He looked at Bambi attentively, raising first one spoonlike ear, then the other, and then both of them, and letting them fall again, suddenly and limply, which didn’t please Bambi. The motion of the Hare’s ears seemed to say. “He isn’t worth bothering with.”

Meanwhile the Hare continued to study Bambi with his big round eyes. His nose and his mouth with the handsome whiskers moved incessantly in the same way a man who is trying not to sneeze twitches his nose and lips. Bambi had to laugh.

The Hare laughed quickly, too, but his eyes grew more thoughtful. “I congratulate you,” he said to ­Bambi’s mother. “I sincerely congratulate you on your son. Yes, indeed, he’ll make a splendid prince in time. Anyone can see that.”

To Bambi’s boundless surprise he suddenly sat straight on his hind legs. After he had spied all around with his ears stiffened and his nose constantly twitching, he sat down decently on all fours again. “Now if you good people will excuse me,” he said at last, “I have all kinds of things to do tonight. If you’ll be so good as to excuse me. . . .” He turned away and hopped off with his ears back so that they touched his shoulders.

“Good evening,” Bambi called after him.

His mother smiled. “The good Hare,” she said; “he is so suave and prudent. He doesn’t have an easy time of it in this world.” There was sympathy in her voice.

Bambi strolled about a little and left his mother to her meal.

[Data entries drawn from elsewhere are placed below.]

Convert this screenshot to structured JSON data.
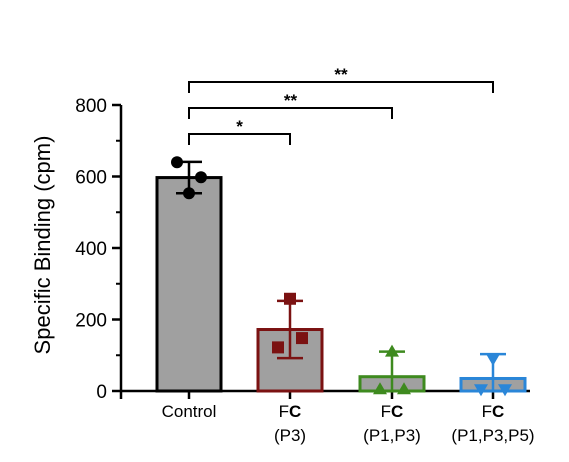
{
  "chart_data": {
    "type": "bar",
    "title": "",
    "xlabel": "",
    "ylabel": "Specific Binding (cpm)",
    "ylim": [
      0,
      800
    ],
    "yticks": [
      0,
      200,
      400,
      600,
      800
    ],
    "grid": false,
    "legend": "none",
    "categories": [
      {
        "id": "control",
        "line1": "Control",
        "line2": "",
        "prefix": "",
        "bold": ""
      },
      {
        "id": "fc-p3",
        "line1": "",
        "line2": "(P3)",
        "prefix": "F",
        "bold": "C"
      },
      {
        "id": "fc-p1-p3",
        "line1": "",
        "line2": "(P1,P3)",
        "prefix": "F",
        "bold": "C"
      },
      {
        "id": "fc-p1-p3-p5",
        "line1": "",
        "line2": "(P1,P3,P5)",
        "prefix": "F",
        "bold": "C"
      }
    ],
    "values": [
      597,
      172,
      40,
      35
    ],
    "error": [
      44,
      80,
      70,
      68
    ],
    "points": [
      [
        640,
        598,
        553
      ],
      [
        258,
        148,
        122
      ],
      [
        110,
        5,
        5
      ],
      [
        90,
        5,
        5
      ]
    ],
    "point_shapes": [
      "circle",
      "square",
      "triangle-up",
      "triangle-down"
    ],
    "colors": {
      "bar_fill": "#a0a0a0",
      "edges": [
        "#000000",
        "#7b1212",
        "#3e8a1f",
        "#2a86d8"
      ]
    },
    "significance": [
      {
        "from": 0,
        "to": 1,
        "label": "*"
      },
      {
        "from": 0,
        "to": 2,
        "label": "**"
      },
      {
        "from": 0,
        "to": 3,
        "label": "**"
      }
    ]
  }
}
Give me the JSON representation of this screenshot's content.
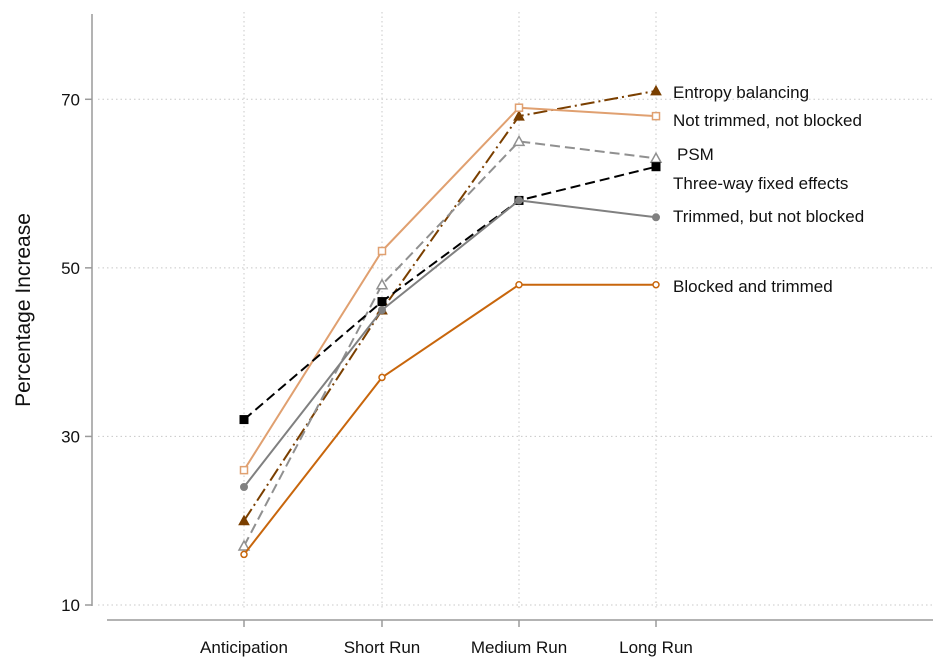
{
  "chart_data": {
    "type": "line",
    "title": "",
    "xlabel": "",
    "ylabel": "Percentage Increase",
    "categories": [
      "Anticipation",
      "Short Run",
      "Medium Run",
      "Long Run"
    ],
    "ylim": [
      10,
      80
    ],
    "yticks": [
      10,
      30,
      50,
      70
    ],
    "grid": true,
    "legend": "inline labels at right end of lines",
    "series": [
      {
        "name": "Entropy balancing",
        "values": [
          20,
          45,
          68,
          71
        ],
        "color": "#7a3f00",
        "dash": "dash-dot",
        "marker": "triangle-filled"
      },
      {
        "name": "Not trimmed, not blocked",
        "values": [
          26,
          52,
          69,
          68
        ],
        "color": "#e0a070",
        "dash": "solid",
        "marker": "square-open"
      },
      {
        "name": "PSM",
        "values": [
          17,
          48,
          65,
          63
        ],
        "color": "#909090",
        "dash": "dash",
        "marker": "triangle-open"
      },
      {
        "name": "Three-way fixed effects",
        "values": [
          32,
          46,
          58,
          62
        ],
        "color": "#000000",
        "dash": "dash",
        "marker": "square-filled"
      },
      {
        "name": "Trimmed, but not blocked",
        "values": [
          24,
          45,
          58,
          56
        ],
        "color": "#808080",
        "dash": "solid",
        "marker": "circle-filled"
      },
      {
        "name": "Blocked and trimmed",
        "values": [
          16,
          37,
          48,
          48
        ],
        "color": "#c8660c",
        "dash": "solid",
        "marker": "circle-open"
      }
    ]
  }
}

He wanted to meet his friend again and he wanted to make new acquaintances, besides. For without being very clear himself what it was he wanted, he felt a certain expectancy. Suddenly, at a distance, he heard a soft rustling on the meadow, and felt a quick, gentle step tapping the ground. He peered ahead of him. Over on the edge of the woods something was gliding through the grasses. Was it alive? No, there were two things. Bambi cast a quick glance at his mother but she wasn’t paying attention to anything and had her head deep in the grass. But the game was going on on the other side of the meadow in a shifting circle exactly as Bambi himself had raced around before. Bambi was so excited that he sprang back as if he wanted to run away. Then his mother noticed him and raised her head.

“What’s the matter?” she called.

But Bambi was speechless. He could not find his tongue and only stammered, “Look over there.”

His mother looked over. “I see,” she said, “that’s my sister, and sure enough she has a baby too, now. No, she has two of them.” His mother spoke at first out of pure happiness, but she had grown serious. “To think that Ena has two babies,” she said, “two of them.”

Bambi stood gazing across the meadow. He saw a creature that looked just like his mother. He hadn’t even noticed her before.